Gophers soccer alumna Emily Heslin signing a professional contract with Israeli club Maccabi Kishronot Hadera over the summer was a great achievement for the midfielder and former captain, but no surprise to those who know her well.
A self-described “Type-A person," Heslin’s list of achievements runs long with awards for soccer and academics from before she even graduated Hill-Murray High School in Maplewood. That Type-A personality gave her an edge when she began her career with Minnesota in 2015, playing in 22 games her freshman year.
From the beginning, Heslin prioritized what was most important: her academics and her performance on the soccer field. She ate right, kept her grades up, did her workouts and went to bed on time.

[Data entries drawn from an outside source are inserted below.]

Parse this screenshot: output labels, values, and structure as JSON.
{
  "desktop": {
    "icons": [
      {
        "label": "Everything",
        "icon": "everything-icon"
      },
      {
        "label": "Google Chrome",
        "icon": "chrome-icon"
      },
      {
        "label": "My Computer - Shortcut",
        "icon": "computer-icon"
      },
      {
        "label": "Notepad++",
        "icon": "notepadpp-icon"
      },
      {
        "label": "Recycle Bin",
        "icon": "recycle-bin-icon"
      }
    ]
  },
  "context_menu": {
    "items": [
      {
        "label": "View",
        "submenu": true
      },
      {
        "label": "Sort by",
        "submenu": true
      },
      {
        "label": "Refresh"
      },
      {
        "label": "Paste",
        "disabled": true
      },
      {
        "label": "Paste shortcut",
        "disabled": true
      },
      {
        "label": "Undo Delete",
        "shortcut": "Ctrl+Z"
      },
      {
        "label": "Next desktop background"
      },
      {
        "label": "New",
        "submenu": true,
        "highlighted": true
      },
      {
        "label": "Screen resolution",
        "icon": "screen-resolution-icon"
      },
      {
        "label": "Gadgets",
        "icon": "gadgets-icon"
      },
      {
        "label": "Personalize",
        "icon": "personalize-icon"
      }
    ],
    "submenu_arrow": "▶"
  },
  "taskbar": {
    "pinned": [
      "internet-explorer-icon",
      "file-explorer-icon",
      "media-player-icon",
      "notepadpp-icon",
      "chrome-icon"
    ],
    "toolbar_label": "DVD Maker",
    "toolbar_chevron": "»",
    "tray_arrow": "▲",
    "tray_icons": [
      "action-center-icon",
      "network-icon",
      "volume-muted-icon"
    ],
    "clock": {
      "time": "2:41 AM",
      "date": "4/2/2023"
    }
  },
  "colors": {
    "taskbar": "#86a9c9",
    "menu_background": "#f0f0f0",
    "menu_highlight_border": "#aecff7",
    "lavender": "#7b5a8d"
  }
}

“The way that you would hope all of your student-athletes choose to live their lives, that’s what she did," Head Coach Stefanie Golan said.
Heslin’s commitment paid off. She was a starter in every game her sophomore year. She made Academic All-Big Ten and was named to the Big Ten All-Tournament Team after scoring the winning goal in the 2016 Big Ten Championship game against Rutgers.
"She just continually got better. Every year she got better, and better ... and she lives her life like a professional," Golan said. "She’s intentional with every decision that she makes in terms of, ‘how does this prepare me for what I really want to accomplish?’”
That dedication made her a role model to her teammates, said senior defender Nikki Albrecht.
“Coming in as a freshman, Emily was only a year older than me, and Coach always pointed her out as like, 'This is the standard you need to set, this is the example that we have,'" Albrecht said. "It’s just a testament to the work ethic she has, because everything is all or nothing for her. You either do nothing at all or you give it 100 percent.”
Her sophomore year was when her commitment to going pro became more concrete, and Golan and Heslin had long one-on-one talks. They went through the book "Training Camp: What The Best Do Better Than Everyone Else" by Jon Gordon, which led to conversations about what scared Heslin most: that she would do all of the right things to get to where she wanted to be but would come up short of realizing that goal.
“If you commit yourself to that level, and you do all of those things, whatever’s supposed to happen is going to happen.” Golan said. “There’s always that fear of, 'Well what if it doesn’t work out? Am I going to be okay with that?'"
While it wasn’t always easy to do the things that were best for her health and athletic performance, keeping her career goals central to everything she did made those decisions less difficult, Heslin said. Keeping the ultimate goal of playing professionally in mind also helped her when her agent at Upper V Athlete Management approached her with something unexpected: signing to a team in Israel.
“Originally, I had told him my dream was Europe, so go to Sweden, to Norway, to England," Heslin said. "But I also said that I was very open; I just wanted to go somewhere because I knew I couldn’t do this forever … there were some opportunities that came up, but fell through. It’s a very difficult process.”
Unlike high-revenue professional sports like football and basketball, almost all soccer recruiting is done by viewing a player’s highlight reel, and only the top players from each class are actively watched by agents while playing in college, Heslin said. Heslin’s agent, Leonard Lun, has also only ever seen her play through video footage, so maintaining their relationship takes a lot of trust, she said.
When Lun reached out saying a team in Israel was very interested in her, Heslin dove head-first into researching and learning what she could about a country she hadn’t imagined she would end up playing in “in a million years," she said. Through her research, she found that a surprising amount people she knew had personal connections to Israel, and talking to them helped her gain a better feel of the country beyond any preconceived notions she might have had, she said.
Heslin’s management group announced via Twitter on Aug. 12 that she had signed a contract with Maccabi Kishronot Hadera. She'll start playing in October, but for now she's doing all she can to be ready when the time comes to leave.
She admits to not being much of a risk-taker, but saw the offer as a now-or-never moment.
“Who else can say that they went and played professional soccer in Israel? Like, what a life experience," Heslin said. "I think I just kind of realized that ... if there’s one time to take a risk, this is it.”